Melinda Gates Just Basically Told Anti-Vaxxers to Check Their Privilege

American women raising the banner for the anti-vaccination movement have met their latest powerful adversary: Melinda Gates. And she is not having any of their privileged nonsense.

Yeah, that's right: the reason, according to Gates, well-to-do types don't believe there's a need for vaccines, or that they're too dangerous? The fact that they've grown up in a world where they haven't seen first hand how fast, and deadly these viruses are — and how life-saving their vaccinations in comparison. 

"We take vaccines so for granted in the United States," Gates explained during a news segment on the matter for HuffPost Live on Thursday. "Women in the developing world know the power of [vaccines]. They will walk 10 kilometers in the heat with their child and line up to get a vaccine because they have seen death."

And trust: Gates would know first hand. Through her philanthropic work with The Bill & Melinda Gates Foundation, Gates has worked for years advancing the healthcare plights of developing nations — much of that having to do with helping people in developing countries obtain basic healthcare treatments and vaccinations. And for a bunch of diseases, too: HIV, malaria, pneumonia, tuberculosis, and a whole host of seemingly innocuous diseases here that cause massive deaths in developing nations. Things like gastrointestinal disease — something that does little more than inconvenience the rest of us kills over 550,000 children each year. And yes: without vaccines things like diarrhea actually kill people in large numbers.

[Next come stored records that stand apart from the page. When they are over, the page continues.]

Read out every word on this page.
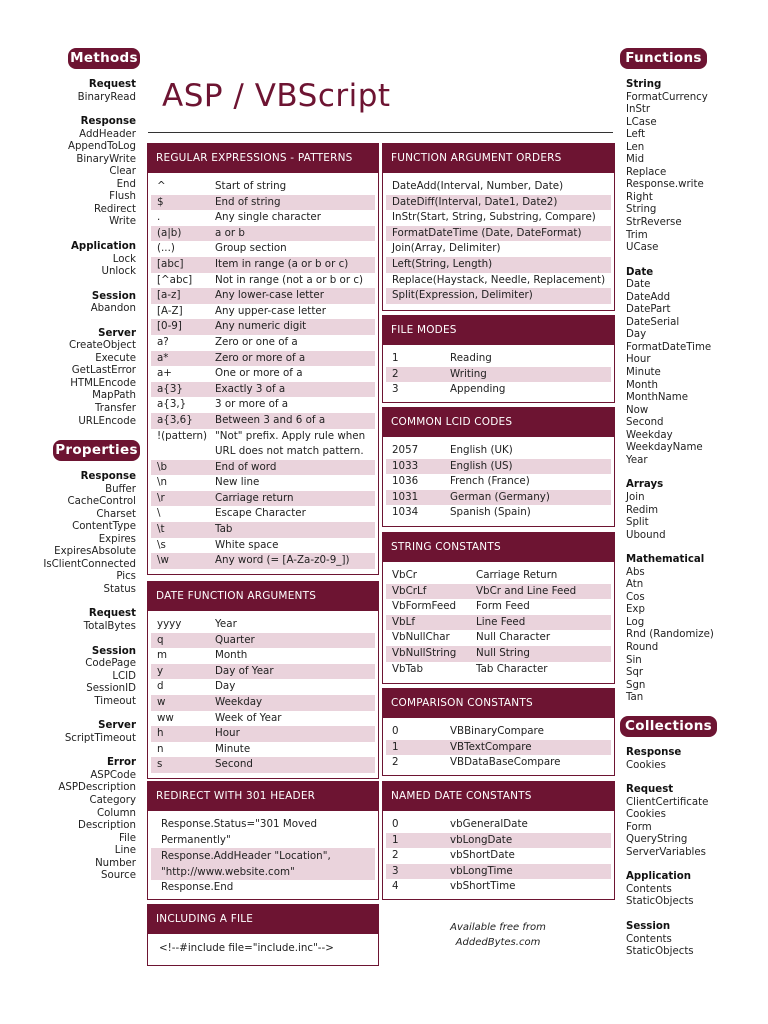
Methods
Request
BinaryRead
Response
AddHeader
AppendToLog
BinaryWrite
Clear
End
Flush
Redirect
Write
Application
Lock
Unlock
Session
Abandon
Server
CreateObject
Execute
GetLastError
HTMLEncode
MapPath
Transfer
URLEncode
Properties
Response
Buffer
CacheControl
Charset
ContentType
Expires
ExpiresAbsolute
IsClientConnected
Pics
Status
Request
TotalBytes
Session
CodePage
LCID
SessionID
Timeout
Server
ScriptTimeout
Error
ASPCode
ASPDescription
Category
Column
Description
File
Line
Number
Source
Functions
String
FormatCurrency
InStr
LCase
Left
Len
Mid
Replace
Response.write
Right
String
StrReverse
Trim
UCase
Date
Date
DateAdd
DatePart
DateSerial
Day
FormatDateTime
Hour
Minute
Month
MonthName
Now
Second
Weekday
WeekdayName
Year
Arrays
Join
Redim
Split
Ubound
Mathematical
Abs
Atn
Cos
Exp
Log
Rnd (Randomize)
Round
Sin
Sqr
Sgn
Tan
Collections
Response
Cookies
Request
ClientCertificate
Cookies
Form
QueryString
ServerVariables
Application
Contents
StaticObjects
Session
Contents
StaticObjects
ASP / VBScript
REGULAR EXPRESSIONS - PATTERNS
^	Start of string
$	End of string
.	Any single character
(a|b)	a or b
(...)	Group section
[abc]	Item in range (a or b or c)
[^abc]	Not in range (not a or b or c)
[a-z]	Any lower-case letter
[A-Z]	Any upper-case letter
[0-9]	Any numeric digit
a?	Zero or one of a
a*	Zero or more of a
a+	One or more of a
a{3}	Exactly 3 of a
a{3,}	3 or more of a
a{3,6}	Between 3 and 6 of a
!(pattern) "Not" prefix. Apply rule when URL does not match pattern.
\b	End of word
\n	New line
\r	Carriage return
\	Escape Character
\t	Tab
\s	White space
\w	Any word (= [A-Za-z0-9_])
DATE FUNCTION ARGUMENTS
yyyy	Year
q	Quarter
m	Month
y	Day of Year
d	Day
w	Weekday
ww	Week of Year
h	Hour
n	Minute
s	Second
REDIRECT WITH 301 HEADER
Response.Status="301 Moved Permanently"
Response.AddHeader "Location", "http://www.website.com"
Response.End
INCLUDING A FILE
<!--#include file="include.inc"-->
FUNCTION ARGUMENT ORDERS
DateAdd(Interval, Number, Date)
DateDiff(Interval, Date1, Date2)
InStr(Start, String, Substring, Compare)
FormatDateTime (Date, DateFormat)
Join(Array, Delimiter)
Left(String, Length)
Replace(Haystack, Needle, Replacement)
Split(Expression, Delimiter)
FILE MODES
1	Reading
2	Writing
3	Appending
COMMON LCID CODES
2057	English (UK)
1033	English (US)
1036	French (France)
1031	German (Germany)
1034	Spanish (Spain)
STRING CONSTANTS
VbCr	Carriage Return
VbCrLf	VbCr and Line Feed
VbFormFeed	Form Feed
VbLf	Line Feed
VbNullChar	Null Character
VbNullString	Null String
VbTab	Tab Character
COMPARISON CONSTANTS
0	VBBinaryCompare
1	VBTextCompare
2	VBDataBaseCompare
NAMED DATE CONSTANTS
0	vbGeneralDate
1	vbLongDate
2	vbShortDate
3	vbLongTime
4	vbShortTime
Available free from
AddedBytes.com
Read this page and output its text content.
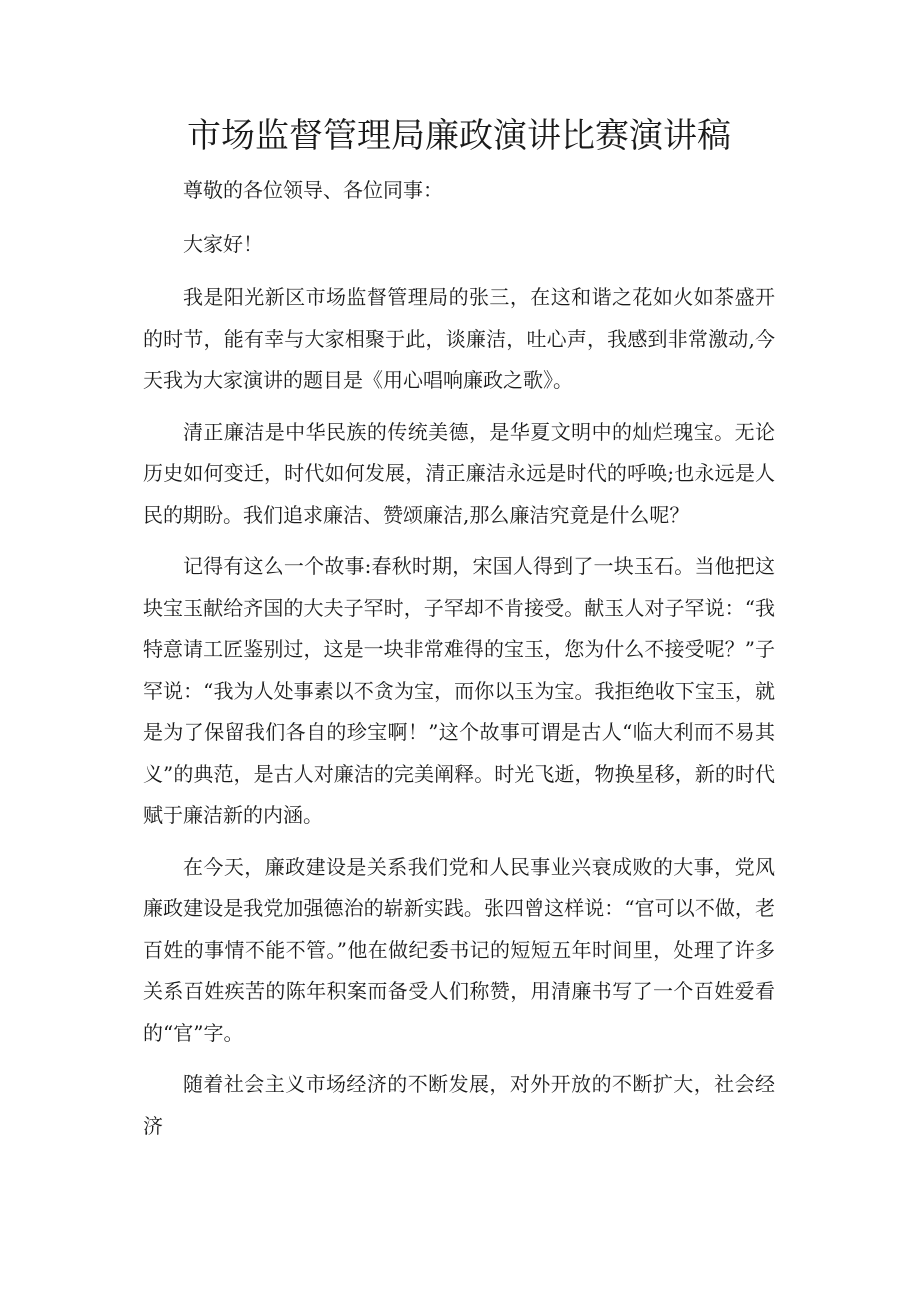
市场监督管理局廉政演讲比赛演讲稿

尊敬的各位领导、各位同事：

大家好！

我是阳光新区市场监督管理局的张三，在这和谐之花如火如茶盛开的时节，能有幸与大家相聚于此，谈廉洁，吐心声，我感到非常激动,今天我为大家演讲的题目是《用心唱响廉政之歌》。

清正廉洁是中华民族的传统美德，是华夏文明中的灿烂瑰宝。无论历史如何变迁，时代如何发展，清正廉洁永远是时代的呼唤;也永远是人民的期盼。我们追求廉洁、赞颂廉洁,那么廉洁究竟是什么呢？

记得有这么一个故事:春秋时期，宋国人得到了一块玉石。当他把这块宝玉献给齐国的大夫子罕时，子罕却不肯接受。献玉人对子罕说：“我特意请工匠鉴别过，这是一块非常难得的宝玉，您为什么不接受呢？”子罕说：“我为人处事素以不贪为宝，而你以玉为宝。我拒绝收下宝玉，就是为了保留我们各自的珍宝啊！”这个故事可谓是古人“临大利而不易其义”的典范，是古人对廉洁的完美阐释。时光飞逝，物换星移，新的时代赋于廉洁新的内涵。

在今天，廉政建设是关系我们党和人民事业兴衰成败的大事，党风廉政建设是我党加强德治的崭新实践。张四曾这样说：“官可以不做，老百姓的事情不能不管。”他在做纪委书记的短短五年时间里，处理了许多关系百姓疾苦的陈年积案而备受人们称赞，用清廉书写了一个百姓爱看的“官”字。

随着社会主义市场经济的不断发展，对外开放的不断扩大，社会经济
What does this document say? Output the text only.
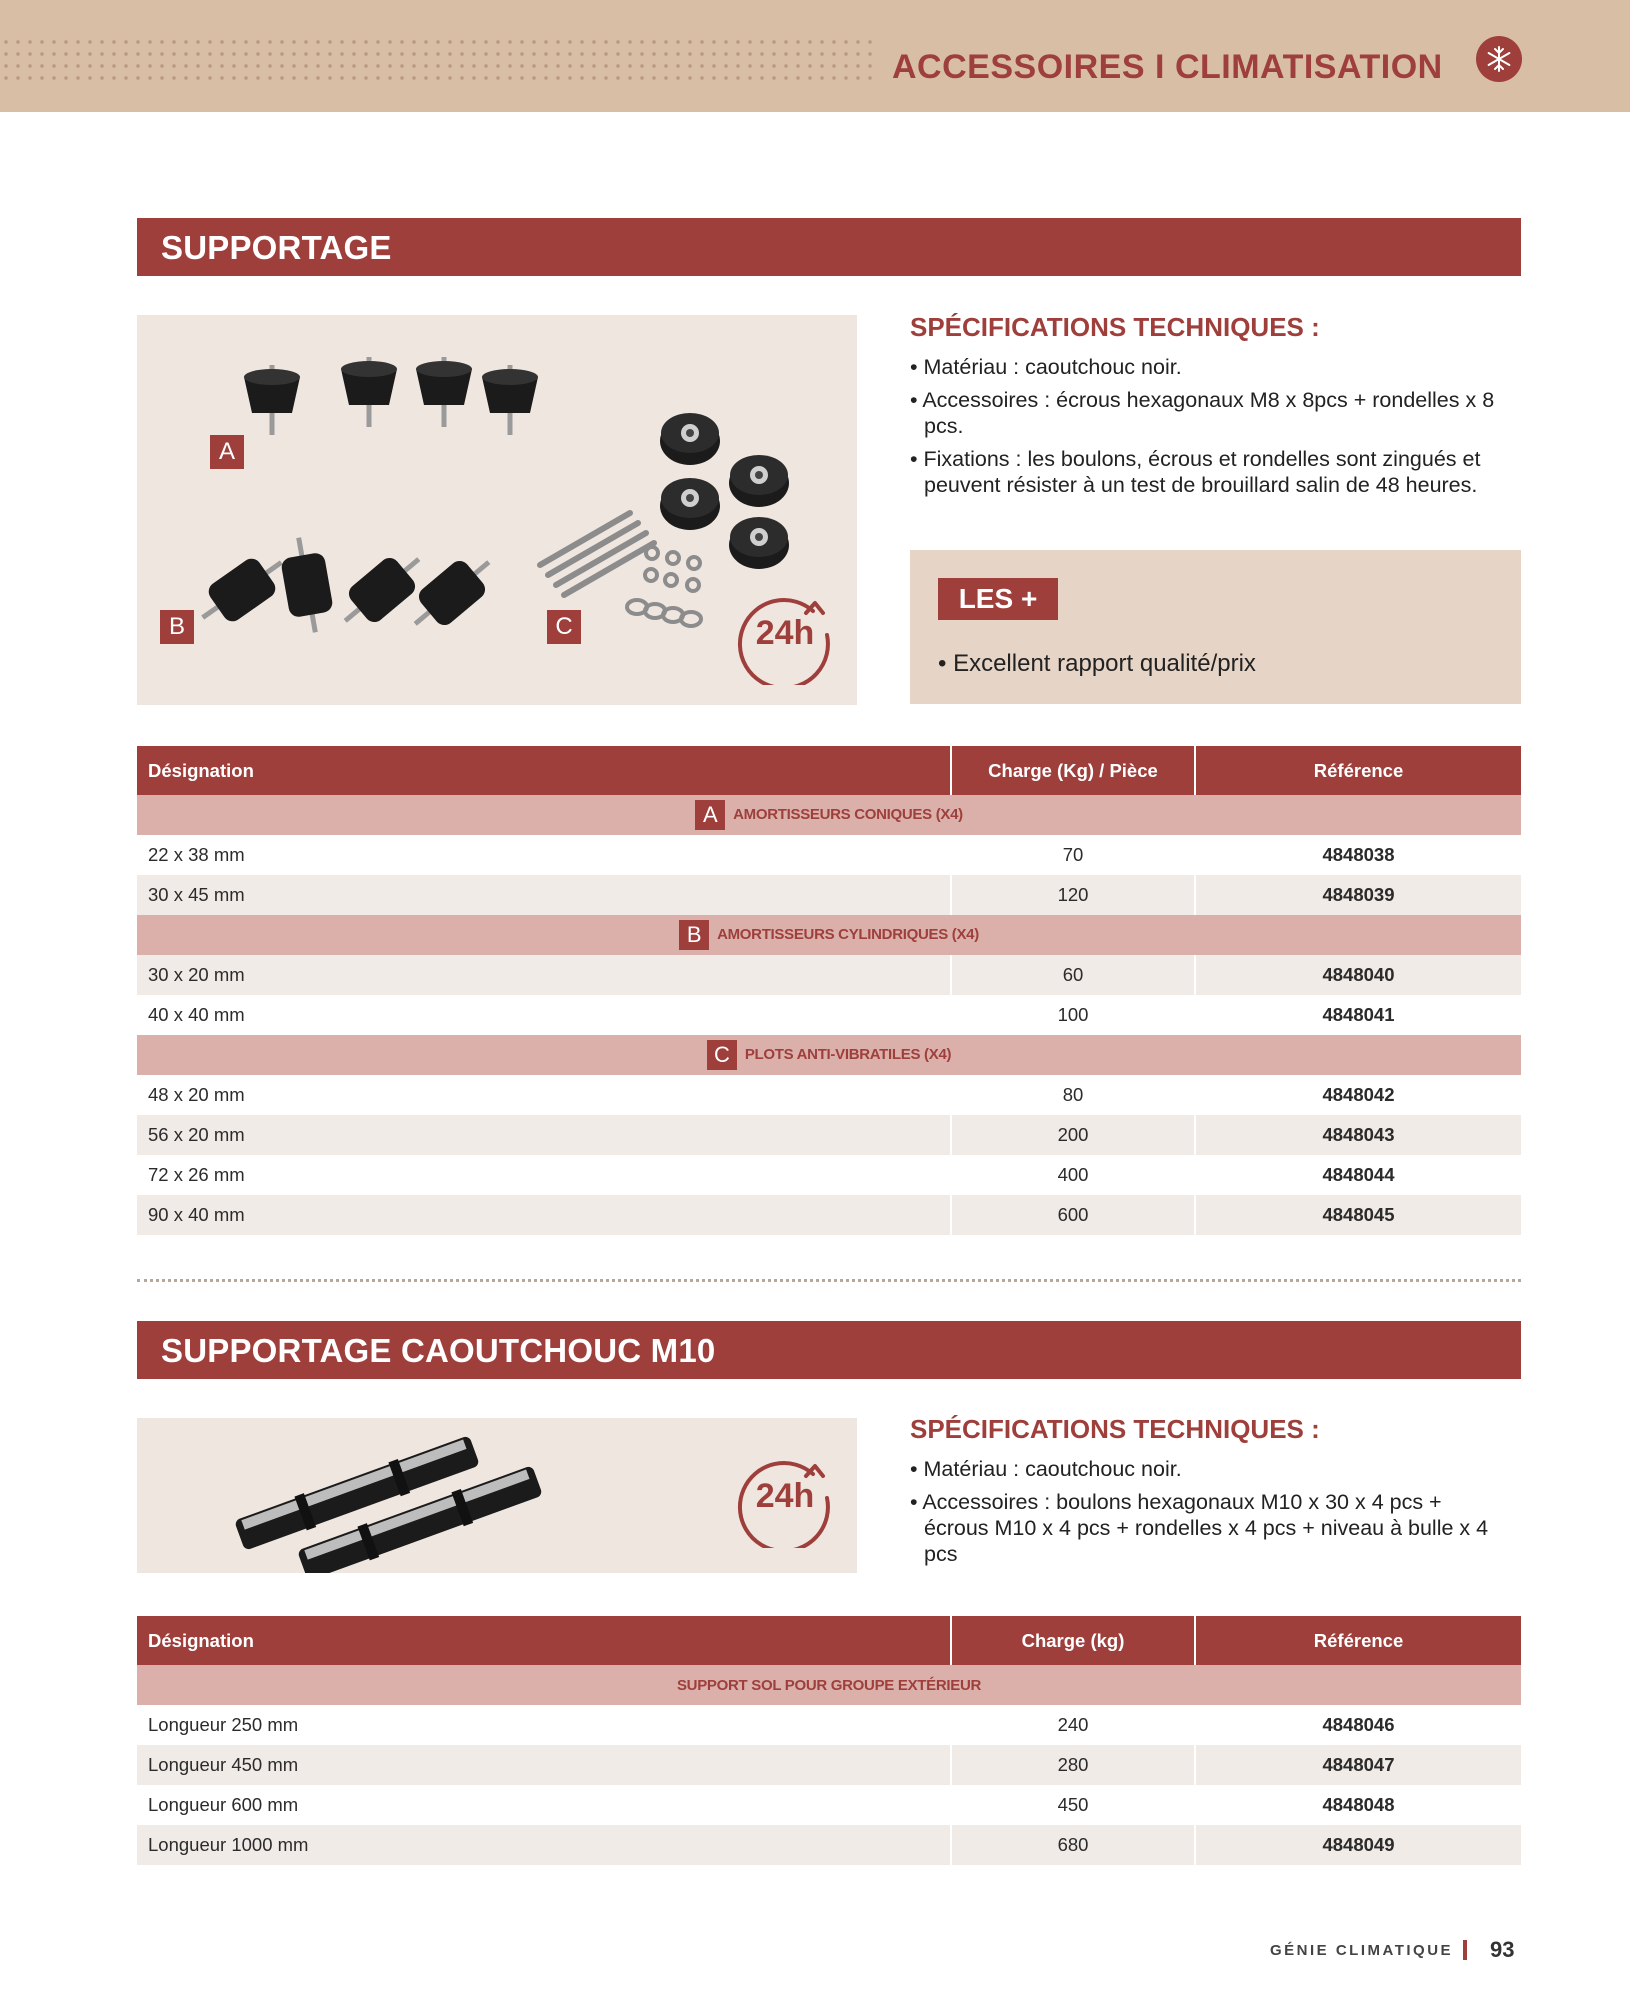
ACCESSOIRES I CLIMATISATION
SUPPORTAGE
A
B	C	24h
SPÉCIFICATIONS TECHNIQUES :
• Matériau : caoutchouc noir.
• Accessoires : écrous hexagonaux M8 x 8pcs + rondelles x 8 pcs.
• Fixations : les boulons, écrous et rondelles sont zingués et peuvent résister à un test de brouillard salin de 48 heures.
LES +
• Excellent rapport qualité/prix
Désignation	Charge (Kg) / Pièce	Référence
A AMORTISSEURS CONIQUES (X4)		
22 x 38 mm	70	4848038
30 x 45 mm	120	4848039
B AMORTISSEURS CYLINDRIQUES (X4)		
30 x 20 mm	60	4848040
40 x 40 mm	100	4848041
C PLOTS ANTI-VIBRATILES (X4)		
48 x 20 mm	80	4848042
56 x 20 mm	200	4848043
72 x 26 mm	400	4848044
90 x 40 mm	600	4848045
SUPPORTAGE CAOUTCHOUC M10
24h
SPÉCIFICATIONS TECHNIQUES :
• Matériau : caoutchouc noir.
• Accessoires : boulons hexagonaux M10 x 30 x 4 pcs + écrous M10 x 4 pcs + rondelles x 4 pcs + niveau à bulle x 4 pcs
Désignation	Charge (kg)	Référence
SUPPORT SOL POUR GROUPE EXTÉRIEUR		
Longueur 250 mm	240	4848046
Longueur 450 mm	280	4848047
Longueur 600 mm	450	4848048
Longueur 1000 mm	680	4848049
GÉNIE CLIMATIQUE 93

Diseases that, to our first-world eyes, are barely cause for concern. So, Gates claims, it's no wonder Americans have "forgotten what measles death looks like"; they don't see it and experience the realities of this like she does.

Heck, they're so passionate about vaccines they've even created The Art of Saving a Life, a collection that tells the stories not just of the people who have survived and thrived thanks to vaccines, but the countless, passionate, innovative scientists and other professionals trying to make the world a healthier place. (Perspective is everything, isn't it?)

And not having to experience the realities that others perilously face? That's what Gates — and we — call privilege.

"I'd say to the people of the United States: We're incredibly lucky to have that technology and we ought to take advantage of it."